Catherine Samba Panza, presidente ad interim della Repubblica Centrafricana
Quando lo scorso 19 gennaio i ricercatori di Amnesty International sono entrati nella città di Boali, a nord della capitale, per verificarne direttamente la sicurezza si sono trovati di fronte a uno scenario spettrale: l'intero quartiere musulmano era disabitato. Un'assenza che sottolinea lo stato di terrore in cui versa la comunità musulmana in fuga dalle milizie armate, vittima di abusi, violenze e uccisioni illegali. Privi di protezione. «Anche chi è nato dentro i confini della Repubblica Centrafricana e non ha mai messo piede altrove - spiega Joanne Mariner, alta consulente per le crisi di Amnesty International - sta cercando di raggiungere il Ciad». Quello che la presidente ad interim Catherine Samba Panza deve fare è chiaro: riprendere al più presto il controllo dei gruppi armati anti-balaka che stanno dando libero sfogo alla frustrazione delle angherie a loro volta ricevute dagli ex seleka.

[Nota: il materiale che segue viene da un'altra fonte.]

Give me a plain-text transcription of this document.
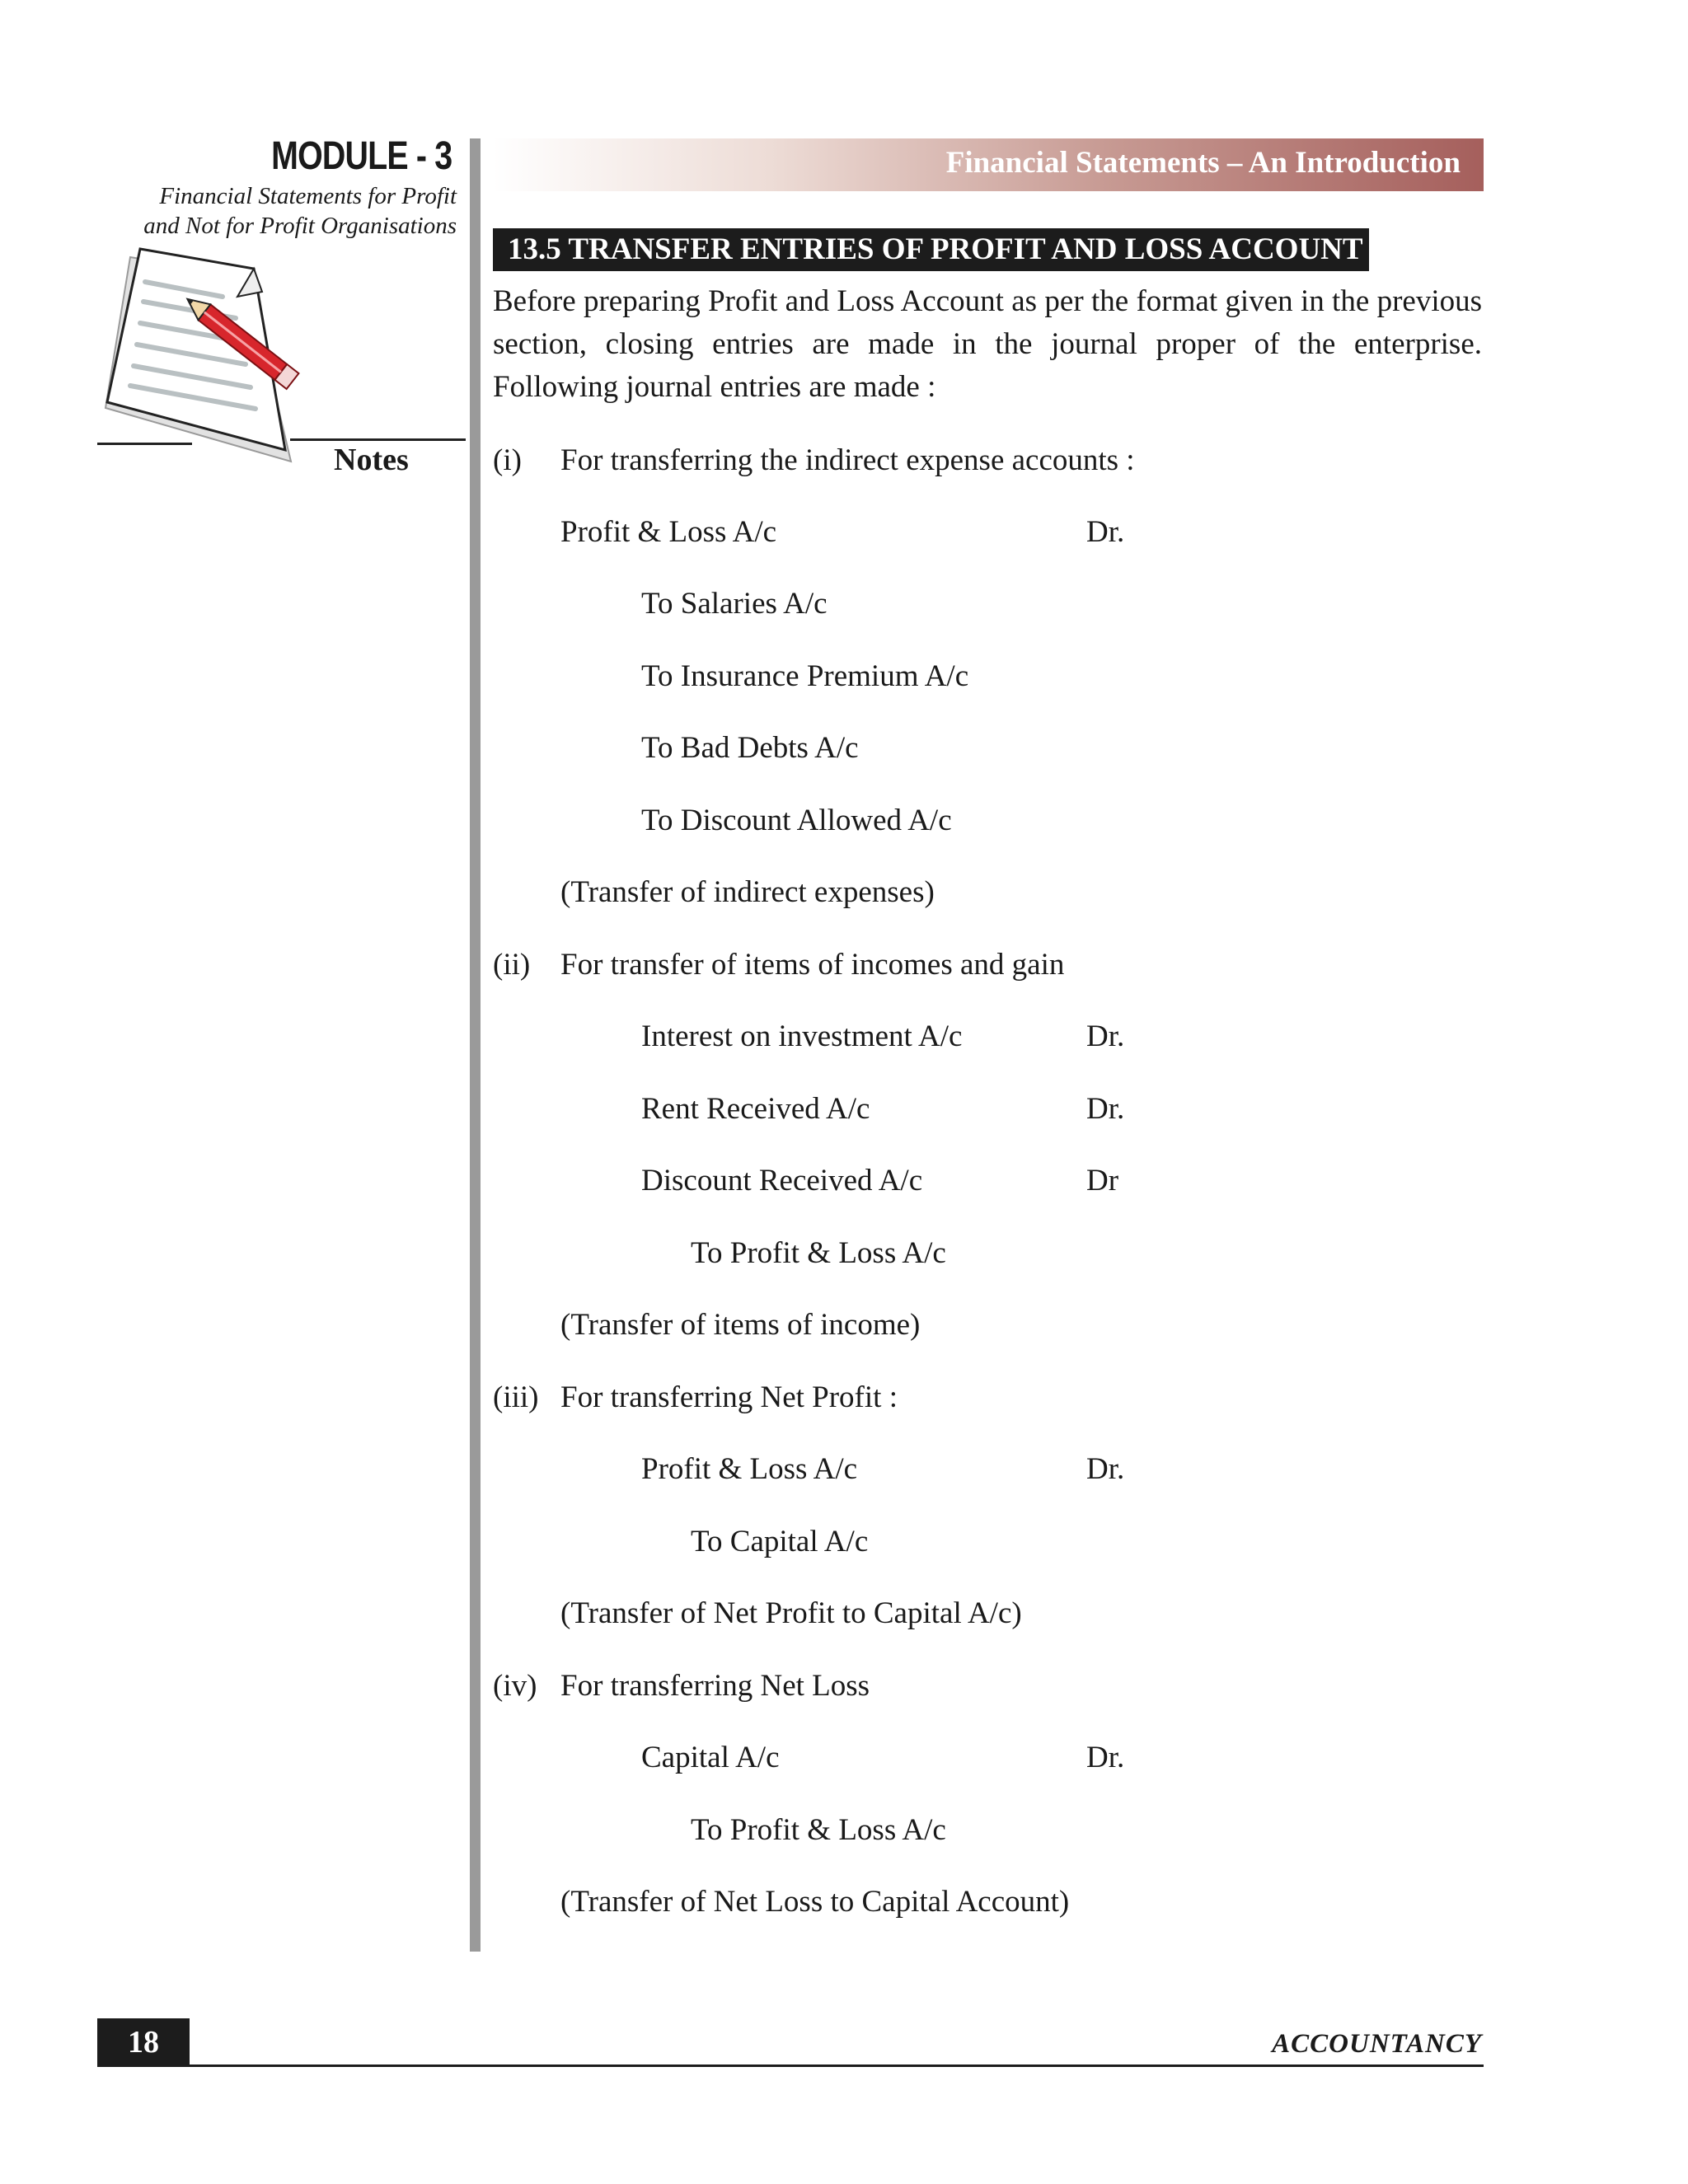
MODULE - 3
Financial Statements for Profit
and Not for Profit Organisations
Notes
Financial Statements – An Introduction
13.5 TRANSFER ENTRIES OF PROFIT AND LOSS ACCOUNT

Before preparing Profit and Loss Account as per the format given in the previous section, closing entries are made in the journal proper of the enterprise. Following journal entries are made :

(i) For transferring the indirect expense accounts :
Profit & Loss A/c	Dr.
To Salaries A/c
To Insurance Premium A/c
To Bad Debts A/c
To Discount Allowed A/c
(Transfer of indirect expenses)
(ii) For transfer of items of incomes and gain
Interest on investment A/c	Dr.
Rent Received A/c	Dr.
Discount Received A/c	Dr
To Profit & Loss A/c
(Transfer of items of income)
(iii) For transferring Net Profit :
Profit & Loss A/c	Dr.
To Capital A/c
(Transfer of Net Profit to Capital A/c)
(iv) For transferring Net Loss
Capital A/c	Dr.
To Profit & Loss A/c
(Transfer of Net Loss to Capital Account)
18	ACCOUNTANCY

Ma è ormai evidente che il Centrafrica non basta a se stesso e la rottura dell'impegno assunto dall'Unione Africana rispetto all'invio di peacekeeper è un nodo che va sciolto quanto prima: «Più di un mese dopo il voto delle Nazioni Unite - prosegue Mariner - vi sono meno di 4mila peacekeeper dell'Unione Africana oltre ai 1.200 uomini francesi. Nel frattempo sono morte oltre mille persone e centinaia di migliaia di civili sono intrappolati nei campi per gli sfollati e hanno troppa paura per tornare a casa». E ancora: «Mentre il sospetto e l'odio tra le comunità si acuiscono occorre che la popolazione civile sia messa a piena conoscenza delle misure di sicurezza che si intendono prendere. Questa violenza incessante è durata troppo tempo. Ora è giunto il momento che la comunità internazionale svolga azioni concrete per riportare calma e sicurezza nel Paese».